If the ticking clock on the gift-buying season finds you still wondering what to get that discerning reader on your Christmas list, here’s an author suggestion:
Colson Whitehead.
I realize I am late to this party. Part of that is because my fiction reading tends to involve official good guys arresting criminals (e.g., Lucas Davenport) or unofficial good guys beating them to a pulp (Jack Reacher). Whitehead’s writing falls into neither category.
But he is long and much celebrated: His 2016 novel, “The Underground Railroad,” a fantasy-like reimagining of the secret network dedicated to freedom for slaves, won the National Book Award and the Pulitzer Prize for fiction.
As if that weren’t enough, his 2019 novel, “The Nickel Boys,” based on a real-life, notorious reform school in Florida, also won the Pulitzer.
Before those, a MacArthur “Genius Grant” in 2002, a John Dos Passos Prize in 2012, a Guggenheim Fellowship in 2013, teaching stints at Princeton and Columbia, writer-in-residence at Vassar, and on and on.
More recently, the Nashville Public Library and the Nashville Public Library Foundation named him the 2021 Literary Award Winner. And as part of his visit here for that honor, he gave a public lecture at Martin Luther King Jr. Magnet High School. My wife, Kayne, went and found him “funny and self-deprecating,” two qualities high on both of our rating systems.
She bought two of his books, “The Nickel Boys” and his latest, “Harlem Shuffle.” An online review in “The Bibliofile” described the latter as “a gloriously entertaining novel of heists, shakedowns and rip-offs set in Harlem in the 1960s.” It is.
Around the time of Whitehead’s visit here, I was introduced to him through the Amazon Prime Video series based on “The Underground Railroad.”
Warning: There’s some disturbing imagery in that series. If you’re of the “Plantation Myth” school of kindly masters and their contented human chattel, this is not for you.
Actually, if you’re of that school, reality is not for you.
I found the series and its somewhat magical conceit entirely engaging. So I started reading the books Kayne bought, and quickly learned Colson Whitehead’s got game.
Also recently, and totally unrelated to Whitehead’s work, a journalist friend of mine mused in a Facebook posting about what constituted good writing. One of the responses it elicited was this:
“Good writing goes unnoticed. If you stop reading to go: ‘Man, that is nice writing,’ something’s wrong. The writing should keep you so wrapped up in the story that you feel like you are living it, not reading somebody’s words about it.”
I appreciate the sentiment. It’s the same logic that applies to one of Daddy’s dictums: The best-dressed man in the room is the one whose clothes you don’t notice. The thinking – and this applied to far more than just clothing for Daddy – is that you shouldn’t call attention to yourself.

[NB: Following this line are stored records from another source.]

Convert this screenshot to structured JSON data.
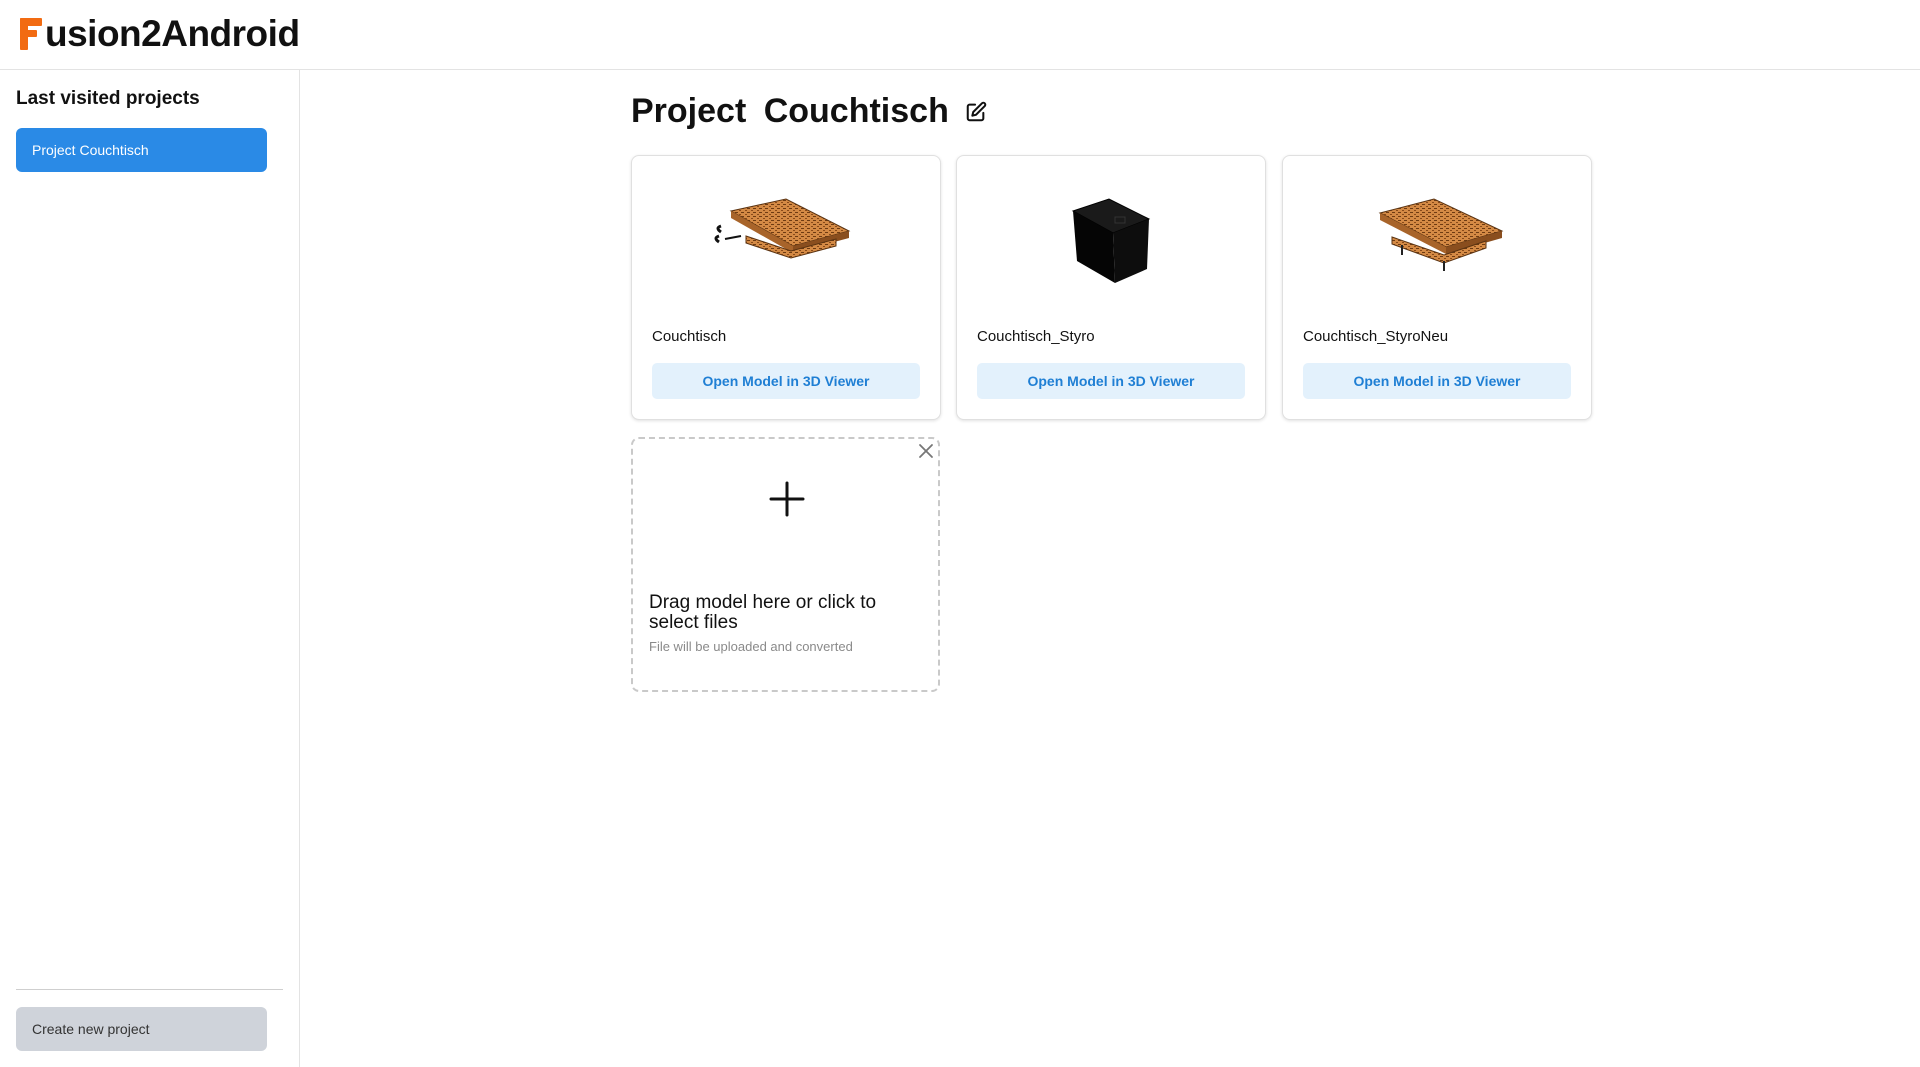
{
  "app": {
    "logo_text": "usion2Android",
    "brand_color": "#f26b12"
  },
  "sidebar": {
    "title": "Last visited projects",
    "items": [
      {
        "label": "Project Couchtisch",
        "active": true
      }
    ],
    "create_button_label": "Create new project"
  },
  "main": {
    "title": "Project Couchtisch",
    "edit_icon": "pencil-square-icon",
    "models": [
      {
        "name": "Couchtisch",
        "button_label": "Open Model in 3D Viewer",
        "thumbnail": "wooden-table-icon"
      },
      {
        "name": "Couchtisch_Styro",
        "button_label": "Open Model in 3D Viewer",
        "thumbnail": "black-box-icon"
      },
      {
        "name": "Couchtisch_StyroNeu",
        "button_label": "Open Model in 3D Viewer",
        "thumbnail": "wooden-table-icon"
      }
    ],
    "upload": {
      "title": "Drag model here or click to select files",
      "subtitle": "File will be uploaded and converted",
      "plus_icon": "plus-icon",
      "close_icon": "close-icon"
    }
  },
  "colors": {
    "accent": "#2a8ae6",
    "button_bg": "#e3f1fc",
    "button_text": "#1f7fd4",
    "secondary_button_bg": "#cfd3da"
  }
}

But while I agree with its application for attire, I very much disagree with it when it comes to writing.
The problem isn’t being stopped by good writing, but being stopped by writing that wants to be good, but isn’t. In my previous life as an editor of newspaper articles we used to refer to some passages as a reporter being “writerly.” Sometimes it worked. Sometimes it didn’t.
It works for Whitehead, whose dialogue in “Harlem Shuffle” often reminded me of the laconic style of the master, Elmore Leonard. Witness this passage in which the lead character, Ray Carney, a home furnishings store owner “only slightly bent when it came to being crooked,” visited the electronics store of a fellow named Aronowitz, an occasional supplier of merchandise of dubious provenance:
There was a stack of four Silvertone TVs by the bathroom door, blonde wood Lowboy consoles, all-channel. Sears manufactured them, and Carney’s customers revered Sears from childhood, when their parents ordered from catalogs because the white men in their Southern towns wouldn’t sell to them, or jacked up the prices.
“A man brought those by yesterday,” Aronowitz said. “I was told they fell off a truck.”
“Boxes look fine.”
“A very short fall, then.”
Got all your Christmas shopping done? Or, maybe you’re the discerning reader you’d most like to please? Go ahead. Giving to yourself is still giving.